Apostasy swept through the Saints in Ohio in 1837, including the apostles. Thomas Marsh, president of the Quorum of the Twelve Apostles, tried to reconcile the struggling members of his quorum and prepare them for a mission to Great Britain under his leadership. Thomas had scheduled a July 24, 1837, meeting of the apostles in Kirtland. When he arrived, he discovered that Joseph had already called and sent apostles Heber Kimball and Orson Hyde to England. After consulting with quorum member Brigham Young, Thomas went to Joseph for counsel and reconciliation. In that meeting, Thomas wrote section 112 as Joseph dictated.
Aspiring and full of potential, Thomas and some of the apostles found themselves divided, unfulfilled, and undervalued. The revelation acknowledges the apostles’ receipt of priesthood keys and the greatness of their calling, but it also implies pride, even blasphemy and apostasy among some, and the need for Thomas and his quorum to repent and then to preach repentance and baptism (D&C 112:23–26).
Though he wrote the Lord’s words as Joseph spoke them, Thomas Marsh heard section 112 selectively. He took the revelation to Heber Kimball’s wife, Vilate, and told her that Joseph had assured him that her husband’s missionary work in England would not be effective until Thomas said so. Meanwhile, Heber and his companions sent letters reporting their successful labors back across the Atlantic. As Heber put it, “It was all right to prepare the way for brother Marsh.”
Thomas Marsh had an arrogance problem. He heard and self-servingly interpreted the passages of the revelation that reminded him of his high position, the greatness of his calling, his possession of powerful priesthood keys, and his impressive role in spreading the gospel to the nations. He did not hear the revelation’s command to be humble (D&C 112:10), to “exalt not yourselves,” or “rebel not against my servant Joseph” (v. 15).
Thomas returned to his home in Missouri as commanded in verse 5 and continued to serve as the Church’s publisher there. In the autumn of 1838, he exalted himself and rebelled against Joseph. He famously repudiated the decisions of Church councils to defend his wife in a domestic dispute with another sister. Then he signed an affidavit charging Joseph Smith with treason, leading to his incarceration. Thomas was subsequently excommunicated in March 1839 and remained estranged from the Church for nearly two decades.
In May 1857 he wrote a humble letter to, of all people, Heber Kimball, then serving in the First Presidency. “I deserve no place among you in the church as the lowest member,” Thomas confessed, “but I cannot live without a reconciliation with the 12 and the Church whom I have injured.” In the same letter Marsh referred back to his apostolic commission affirmed in section 112. “A mission was laid upon me & I have never filled it and now I fear it is too late but it is filled by another I see, the Lord could get along very well without me and He has lost nothing by my falling out of the ranks; But O what have I lost?”

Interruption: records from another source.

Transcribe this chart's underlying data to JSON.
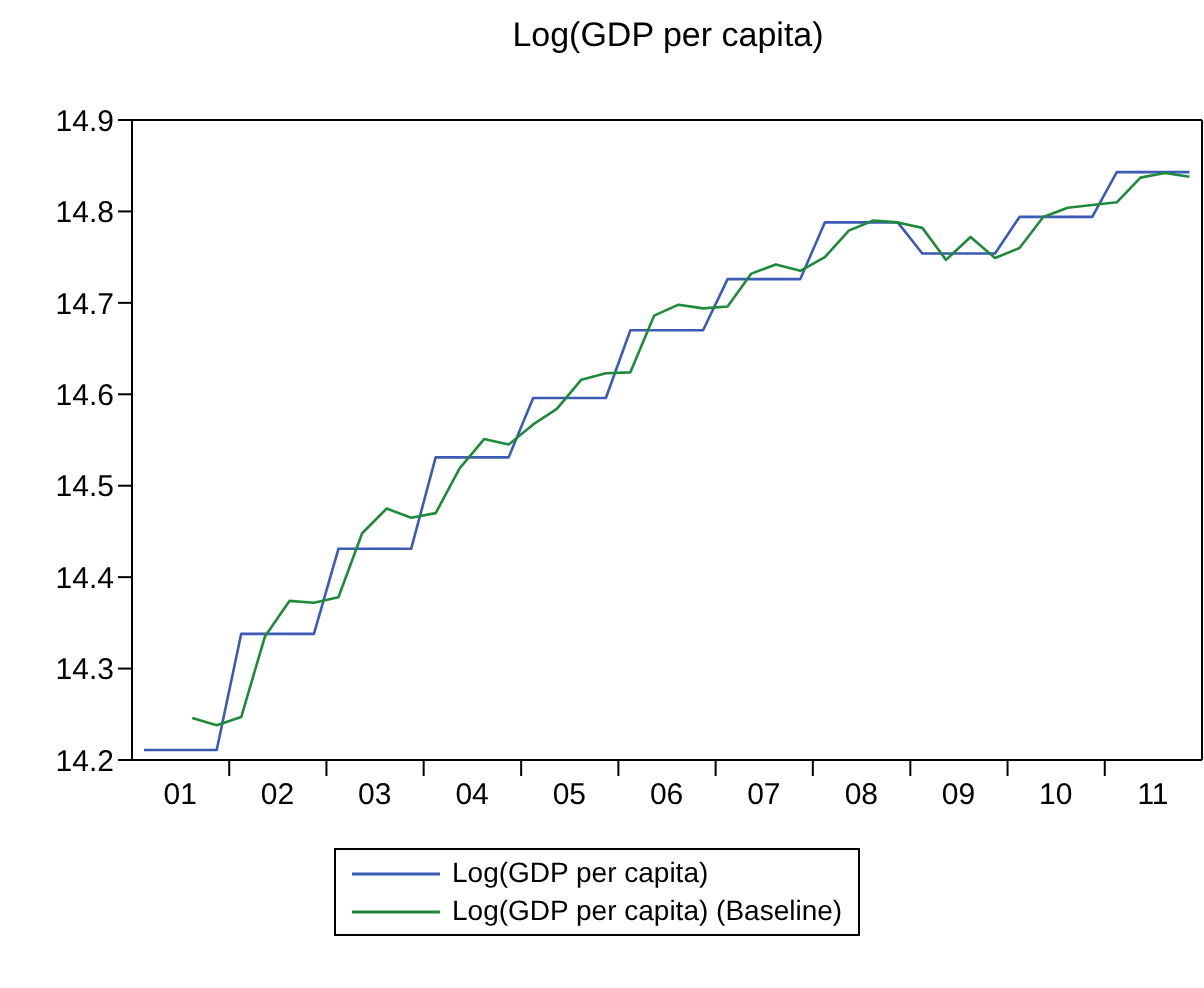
{
  "chart_data": {
    "type": "line",
    "title": "Log(GDP per capita)",
    "x": [
      "2001-02-15",
      "2001-05-15",
      "2001-08-15",
      "2001-11-15",
      "2002-02-15",
      "2002-05-15",
      "2002-08-15",
      "2002-11-15",
      "2003-02-15",
      "2003-05-15",
      "2003-08-15",
      "2003-11-15",
      "2004-02-15",
      "2004-05-15",
      "2004-08-15",
      "2004-11-15",
      "2005-02-15",
      "2005-05-15",
      "2005-08-15",
      "2005-11-15",
      "2006-02-15",
      "2006-05-15",
      "2006-08-15",
      "2006-11-15",
      "2007-02-15",
      "2007-05-15",
      "2007-08-15",
      "2007-11-15",
      "2008-02-15",
      "2008-05-15",
      "2008-08-15",
      "2008-11-15",
      "2009-02-15",
      "2009-05-15",
      "2009-08-15",
      "2009-11-15",
      "2010-02-15",
      "2010-05-15",
      "2010-08-15",
      "2010-11-15",
      "2011-02-15",
      "2011-05-15",
      "2011-08-15",
      "2011-11-15"
    ],
    "series": [
      {
        "name": "Log(GDP per capita)",
        "color": "#3b5bb5",
        "values": [
          14.211,
          14.211,
          14.211,
          14.211,
          14.338,
          14.338,
          14.338,
          14.338,
          14.431,
          14.431,
          14.431,
          14.431,
          14.531,
          14.531,
          14.531,
          14.531,
          14.596,
          14.596,
          14.596,
          14.596,
          14.67,
          14.67,
          14.67,
          14.67,
          14.726,
          14.726,
          14.726,
          14.726,
          14.788,
          14.788,
          14.788,
          14.788,
          14.754,
          14.754,
          14.754,
          14.754,
          14.794,
          14.794,
          14.794,
          14.794,
          14.843,
          14.843,
          14.843,
          14.843
        ]
      },
      {
        "name": "Log(GDP per capita) (Baseline)",
        "color": "#1f8a3a",
        "values": [
          null,
          null,
          14.246,
          14.238,
          14.247,
          14.335,
          14.374,
          14.372,
          14.378,
          14.448,
          14.475,
          14.465,
          14.47,
          14.519,
          14.551,
          14.545,
          14.567,
          14.584,
          14.616,
          14.623,
          14.624,
          14.686,
          14.698,
          14.694,
          14.696,
          14.732,
          14.742,
          14.735,
          14.75,
          14.779,
          14.79,
          14.788,
          14.782,
          14.747,
          14.772,
          14.749,
          14.76,
          14.794,
          14.804,
          14.807,
          14.81,
          14.837,
          14.842,
          14.838
        ]
      }
    ],
    "xlim": [
      "2001-01-01",
      "2012-01-01"
    ],
    "xticks": [
      {
        "value": "2001-07-01",
        "label": "01"
      },
      {
        "value": "2002-01-01",
        "label": null
      },
      {
        "value": "2002-07-01",
        "label": "02"
      },
      {
        "value": "2003-01-01",
        "label": null
      },
      {
        "value": "2003-07-01",
        "label": "03"
      },
      {
        "value": "2004-01-01",
        "label": null
      },
      {
        "value": "2004-07-01",
        "label": "04"
      },
      {
        "value": "2005-01-01",
        "label": null
      },
      {
        "value": "2005-07-01",
        "label": "05"
      },
      {
        "value": "2006-01-01",
        "label": null
      },
      {
        "value": "2006-07-01",
        "label": "06"
      },
      {
        "value": "2007-01-01",
        "label": null
      },
      {
        "value": "2007-07-01",
        "label": "07"
      },
      {
        "value": "2008-01-01",
        "label": null
      },
      {
        "value": "2008-07-01",
        "label": "08"
      },
      {
        "value": "2009-01-01",
        "label": null
      },
      {
        "value": "2009-07-01",
        "label": "09"
      },
      {
        "value": "2010-01-01",
        "label": null
      },
      {
        "value": "2010-07-01",
        "label": "10"
      },
      {
        "value": "2011-01-01",
        "label": null
      },
      {
        "value": "2011-07-01",
        "label": "11"
      }
    ],
    "ylim": [
      14.2,
      14.9
    ],
    "yticks": [
      14.2,
      14.3,
      14.4,
      14.5,
      14.6,
      14.7,
      14.8,
      14.9
    ],
    "grid": false,
    "legend": "bottom",
    "marker": "none",
    "line_style": "solid"
  }
}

Don’t be that person. Be humble, don’t exalt yourself, and don’t rebel against the Lord’s servants, and the Lord will lead you by the hand and answer your prayers (D&C 112:10).
 Ronald K. Esplin, “The Emergence of Brigham Young,” 287–92.
 Wilford Woodruff, Journal, June 25, 1857, Church History Library.
 Vilate Kimball to Heber C. Kimball, September 6, 1837, photocopy of original in private possession, Church History Library.
 Heber C. Kimball to Vilate Kimball, November 12, 1837, Church History Library.
 Journal of Discourses, 3:283–84.
 Thomas B. Marsh to Heber C. Kimball, May 5, 1857, Church History Library.